L’Enfant, ne voulant plus tolérer cette présence vindicative, avait demandé l’éloignement de la famille du rebelle ; le garde aurait la surveillance d’une autre partie du domaine.

Sans détourner la tête, ces gens passèrent, les yeux fixes, devant l’offensée, sans un cillement de paupières, sans qu’un muscle bougeât dans leurs faces sérieuses.

Elle ressentit de cette attitude une injure nouvelle. Qu’étaient-ils donc ceux-là, voués à la soumission par la loi de conquête et le besoin de vivre ? Qu’étaient-ils pour subir avec cette hauteur dédaigneuse une juste punition ? Il lui semblait qu’en ce moment la fierté de ces gens dépassait son orgueil ; elle en fut outrée et troublée aussi.

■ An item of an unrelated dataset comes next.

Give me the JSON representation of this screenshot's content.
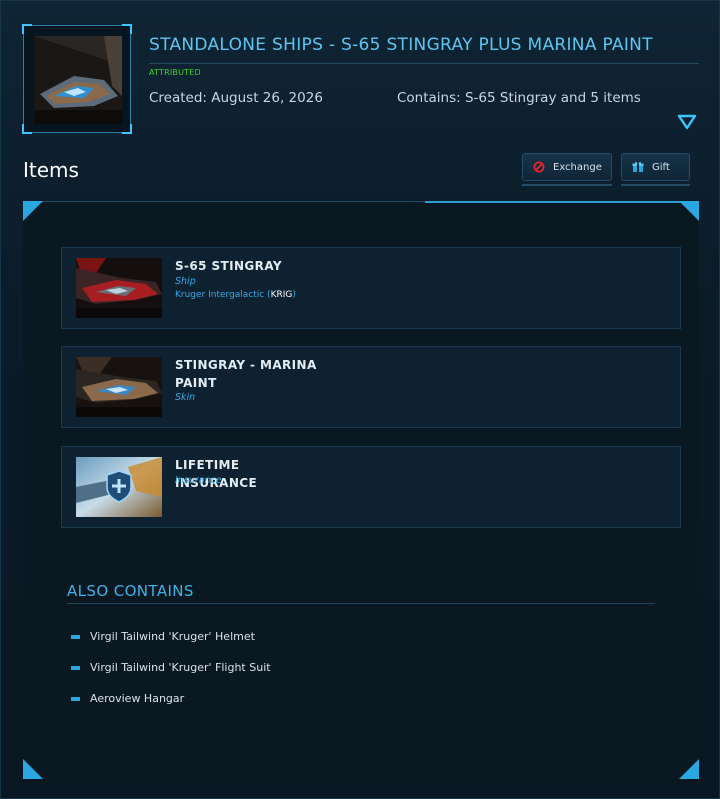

Les pères du père de Draïdi, avant la création du domaine et la vente de leur territoire morceau après morceau, avaient toujours régné sur ce district de l’immense forêt, y imposant à leur guise le droit du seigneur. Une destinée de défaites, d’impuissance et de pauvreté, changea leur domination en servitude. Nul ne sut comment ils en souffrirent ni la nature de cette souffrance. D’ailleurs, un grand fatalisme héréditaire les secourait. Mais l’Enfant songea que la rébellion de Draïdi procédait d’un réflexe de l’indépendance de ses aïeux, s’exprimant tout à coup en lui, et que ce départ, dans une obéissance hautaine, reflétait bien leur ancienne dignité.

Elle en demeura rêveuse, avec d’imprécis regrets qui n’allaient pas sans un sentiment vague d’admiration mêlé de tardive et sauvage amitié. Elle s’apercevait que le gamin révolté avait été supérieur aux autres en toute chose. Elle se repentait d’avoir manqué de sympathie pour lui et, en même temps, de ne pas l’avoir humilié davantage, écrasé, enseveli sous le geste d’une impitoyable souveraineté.

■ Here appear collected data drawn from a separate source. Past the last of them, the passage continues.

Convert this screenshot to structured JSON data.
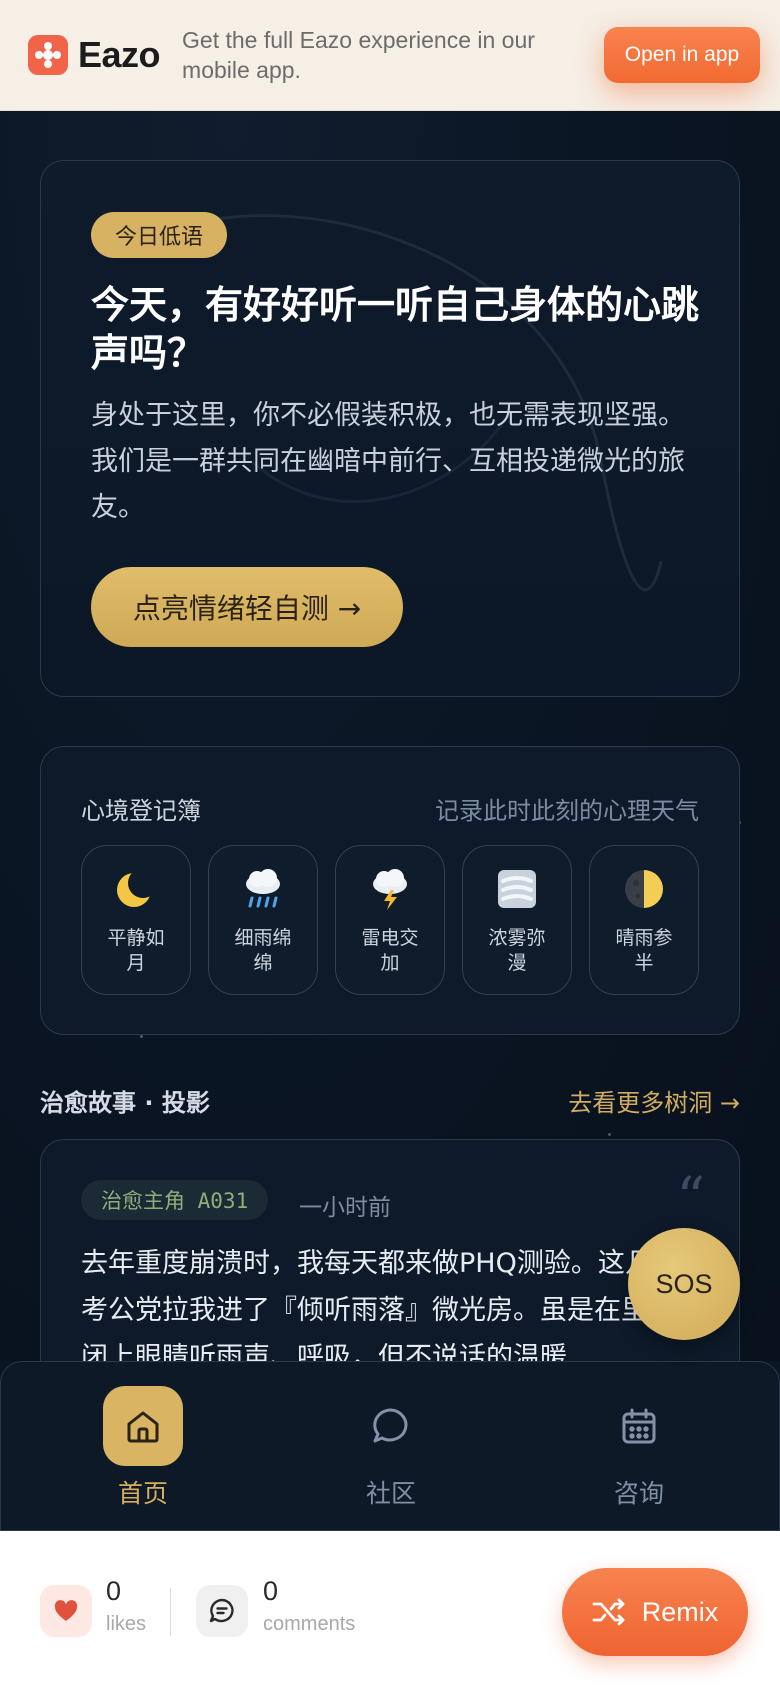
{
  "banner": {
    "brand": "Eazo",
    "message": "Get the full Eazo experience in our mobile app.",
    "open_label": "Open in app"
  },
  "hero": {
    "badge": "今日低语",
    "title": "今天，有好好听一听自己身体的心跳声吗？",
    "body": "身处于这里，你不必假装积极，也无需表现坚强。我们是一群共同在幽暗中前行、互相投递微光的旅友。",
    "cta": "点亮情绪轻自测 →"
  },
  "mood": {
    "title": "心境登记簿",
    "subtitle": "记录此时此刻的心理天气",
    "items": [
      {
        "label": "平静如月",
        "icon": "crescent-moon-icon"
      },
      {
        "label": "细雨绵绵",
        "icon": "rain-cloud-icon"
      },
      {
        "label": "雷电交加",
        "icon": "thunder-cloud-icon"
      },
      {
        "label": "浓雾弥漫",
        "icon": "fog-icon"
      },
      {
        "label": "晴雨参半",
        "icon": "half-moon-icon"
      }
    ]
  },
  "stories": {
    "title": "治愈故事 · 投影",
    "more_link": "去看更多树洞 →",
    "card": {
      "tag": "治愈主角 A031",
      "time": "一小时前",
      "quote": "“",
      "text": "去年重度崩溃时，我每天都来做PHQ测验。这几个考公党拉我进了『倾听雨落』微光房。虽是在里面闭上眼睛听雨声、呼吸，但不说话的温暖"
    }
  },
  "sos_label": "SOS",
  "tabs": [
    {
      "label": "首页",
      "icon": "home-icon",
      "active": true
    },
    {
      "label": "社区",
      "icon": "chat-bubble-icon",
      "active": false
    },
    {
      "label": "咨询",
      "icon": "calendar-icon",
      "active": false
    }
  ],
  "bottom_bar": {
    "likes_count": "0",
    "likes_label": "likes",
    "comments_count": "0",
    "comments_label": "comments",
    "remix_label": "Remix"
  },
  "colors": {
    "accent_gold": "#d7b263",
    "brand_orange": "#f26a32",
    "background": "#0b1624"
  }
}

Des questions, les insolubles questions des responsabilités humaines et de l’inégalité des sorts, se présentaient obstinément à son esprit qui ne les accueillait pas avec sa sérénité coutumière.

Cependant, elle ne rappela point ceux qui s’éloignaient dans leur orgueilleux silence, et jamais elle ne permit à Draïdi de se retrouver devant elle.

A l’ombre du promontoire des livres, dans la bauge des sangliers, au creux du ravin, une laie joue avec ses petits.

Étendue sur la terre rouge et penchée sur la verte profondeur, l’Enfant observe leurs jeux.

Ils sont dix également rayés de brun et de fauve, lestes et rebondissants. On discerne entre eux des préférences et des contrastes. Par boutades, ils échangent des frottements de groins fraternels et entreprennent des querelles qui s’achèvent en grognements, à l’abri des flancs de leur mère, ou en chutes joyeuses dans la boue.